Знаете, что меня тогда больше всего тревожило? Я слова Веры Семеновны вспоминал, когда она сказала, что никакие торгаши в их круг никогда не попадут. Ну, на ее круг я плевать хотел, кроме Фролыча мне никто и не был нужен, а с ним мы не разлей вода, а вот не повредит ли это все моей перспективе в системе — это был вопрос. А что если система, вслед за Верой Семеновной, возьмет и скажет: «Нам торгаши полезны, конечно, но место их в прихожей, пусть там подождут, пока мы тут ужинаем».

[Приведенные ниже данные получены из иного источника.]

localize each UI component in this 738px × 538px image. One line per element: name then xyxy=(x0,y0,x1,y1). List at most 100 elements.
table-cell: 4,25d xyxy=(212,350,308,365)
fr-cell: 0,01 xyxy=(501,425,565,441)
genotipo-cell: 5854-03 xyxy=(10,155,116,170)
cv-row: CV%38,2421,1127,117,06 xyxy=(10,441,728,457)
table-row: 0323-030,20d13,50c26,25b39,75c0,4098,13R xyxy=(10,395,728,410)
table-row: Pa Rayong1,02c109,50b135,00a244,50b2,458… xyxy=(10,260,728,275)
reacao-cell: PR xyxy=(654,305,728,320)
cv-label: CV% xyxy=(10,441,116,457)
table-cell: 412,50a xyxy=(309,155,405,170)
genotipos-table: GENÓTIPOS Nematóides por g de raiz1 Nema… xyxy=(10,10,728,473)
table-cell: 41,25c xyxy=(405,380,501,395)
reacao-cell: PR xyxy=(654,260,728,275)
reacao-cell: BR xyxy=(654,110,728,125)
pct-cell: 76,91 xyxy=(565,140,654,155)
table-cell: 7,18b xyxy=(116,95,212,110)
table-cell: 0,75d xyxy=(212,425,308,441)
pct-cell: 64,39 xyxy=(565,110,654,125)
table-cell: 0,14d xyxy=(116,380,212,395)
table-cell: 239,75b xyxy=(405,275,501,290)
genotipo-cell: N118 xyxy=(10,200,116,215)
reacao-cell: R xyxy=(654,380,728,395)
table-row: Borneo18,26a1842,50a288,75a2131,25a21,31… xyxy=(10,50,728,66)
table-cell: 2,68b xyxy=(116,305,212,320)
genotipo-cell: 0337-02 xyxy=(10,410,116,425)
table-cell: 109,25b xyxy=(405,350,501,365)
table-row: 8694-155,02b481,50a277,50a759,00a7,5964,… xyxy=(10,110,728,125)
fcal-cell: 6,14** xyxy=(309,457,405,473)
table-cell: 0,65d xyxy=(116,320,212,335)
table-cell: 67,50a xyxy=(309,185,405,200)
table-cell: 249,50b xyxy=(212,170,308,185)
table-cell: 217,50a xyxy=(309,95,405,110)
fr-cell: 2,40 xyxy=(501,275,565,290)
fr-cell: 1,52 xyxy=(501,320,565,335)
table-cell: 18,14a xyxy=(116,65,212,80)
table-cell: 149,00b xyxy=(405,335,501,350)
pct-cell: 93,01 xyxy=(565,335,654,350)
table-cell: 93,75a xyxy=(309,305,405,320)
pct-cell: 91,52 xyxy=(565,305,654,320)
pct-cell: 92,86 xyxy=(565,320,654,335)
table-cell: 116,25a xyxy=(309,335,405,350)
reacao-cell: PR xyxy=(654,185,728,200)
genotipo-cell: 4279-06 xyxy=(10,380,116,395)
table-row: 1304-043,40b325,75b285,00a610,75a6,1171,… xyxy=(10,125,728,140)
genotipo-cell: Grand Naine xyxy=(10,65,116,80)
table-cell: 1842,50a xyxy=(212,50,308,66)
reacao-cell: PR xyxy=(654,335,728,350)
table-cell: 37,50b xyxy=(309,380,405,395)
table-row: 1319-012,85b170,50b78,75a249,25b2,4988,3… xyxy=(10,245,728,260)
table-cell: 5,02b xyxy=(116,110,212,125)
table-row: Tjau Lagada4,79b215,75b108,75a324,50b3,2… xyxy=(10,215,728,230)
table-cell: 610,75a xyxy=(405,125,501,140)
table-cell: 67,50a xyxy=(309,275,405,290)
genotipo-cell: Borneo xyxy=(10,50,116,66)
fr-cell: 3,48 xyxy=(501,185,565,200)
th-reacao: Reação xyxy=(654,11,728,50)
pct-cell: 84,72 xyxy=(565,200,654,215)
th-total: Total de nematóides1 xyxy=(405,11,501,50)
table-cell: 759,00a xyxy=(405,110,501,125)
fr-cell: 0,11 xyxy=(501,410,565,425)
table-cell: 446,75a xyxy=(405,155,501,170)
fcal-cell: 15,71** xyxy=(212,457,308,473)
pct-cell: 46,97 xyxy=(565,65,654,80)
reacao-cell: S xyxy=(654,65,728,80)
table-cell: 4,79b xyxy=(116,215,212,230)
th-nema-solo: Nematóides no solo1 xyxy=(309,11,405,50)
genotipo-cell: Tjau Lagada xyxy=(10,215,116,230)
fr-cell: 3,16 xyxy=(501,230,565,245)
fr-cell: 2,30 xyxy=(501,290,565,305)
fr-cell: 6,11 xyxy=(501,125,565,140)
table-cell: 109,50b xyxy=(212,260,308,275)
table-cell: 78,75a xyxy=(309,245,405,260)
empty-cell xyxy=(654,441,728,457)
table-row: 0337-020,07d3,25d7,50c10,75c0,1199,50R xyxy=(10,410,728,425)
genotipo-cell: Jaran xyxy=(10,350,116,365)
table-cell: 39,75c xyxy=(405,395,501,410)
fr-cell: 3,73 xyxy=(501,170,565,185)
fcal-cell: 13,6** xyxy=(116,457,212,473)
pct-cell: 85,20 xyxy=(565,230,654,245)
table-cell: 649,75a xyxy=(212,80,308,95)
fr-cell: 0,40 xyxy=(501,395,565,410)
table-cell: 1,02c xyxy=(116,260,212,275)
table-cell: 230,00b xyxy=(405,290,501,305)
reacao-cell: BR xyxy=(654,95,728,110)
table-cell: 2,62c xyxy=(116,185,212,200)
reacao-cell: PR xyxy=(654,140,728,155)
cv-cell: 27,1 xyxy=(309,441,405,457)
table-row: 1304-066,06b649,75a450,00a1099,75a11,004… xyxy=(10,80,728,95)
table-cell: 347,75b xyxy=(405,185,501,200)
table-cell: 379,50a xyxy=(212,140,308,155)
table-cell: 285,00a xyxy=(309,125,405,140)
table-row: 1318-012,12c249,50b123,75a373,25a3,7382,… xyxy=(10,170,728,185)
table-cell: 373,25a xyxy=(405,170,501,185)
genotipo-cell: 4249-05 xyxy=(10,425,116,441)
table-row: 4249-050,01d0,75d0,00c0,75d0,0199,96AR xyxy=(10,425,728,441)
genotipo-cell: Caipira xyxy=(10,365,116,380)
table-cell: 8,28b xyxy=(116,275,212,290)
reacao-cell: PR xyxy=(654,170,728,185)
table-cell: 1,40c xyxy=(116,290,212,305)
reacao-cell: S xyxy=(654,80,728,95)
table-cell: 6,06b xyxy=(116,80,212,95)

Конечно, будут деньги, да такие, которые советскому человеку и не снились, вот только заменят ли они высокое чувство причастности, так хорошо знакомое каждому, кто хоть недолго побывал на руководящей партийной должности, причастности к системе, насквозь пропитанной, как при феодализме, сословными предрассудками?

Перед Фролычем такие вопросы не стояли. Он меня на эти кооперативы сориентировал, а сам занимался совсем другими делами, так что на его содействие в будущем я вполне мог рассчитывать, да вот только хватит ли у него сил, если система будет меня отвергать?

Но это я отвлекся в сторону далекой истории, а вообще-то рассказывать здесь надо вот про что.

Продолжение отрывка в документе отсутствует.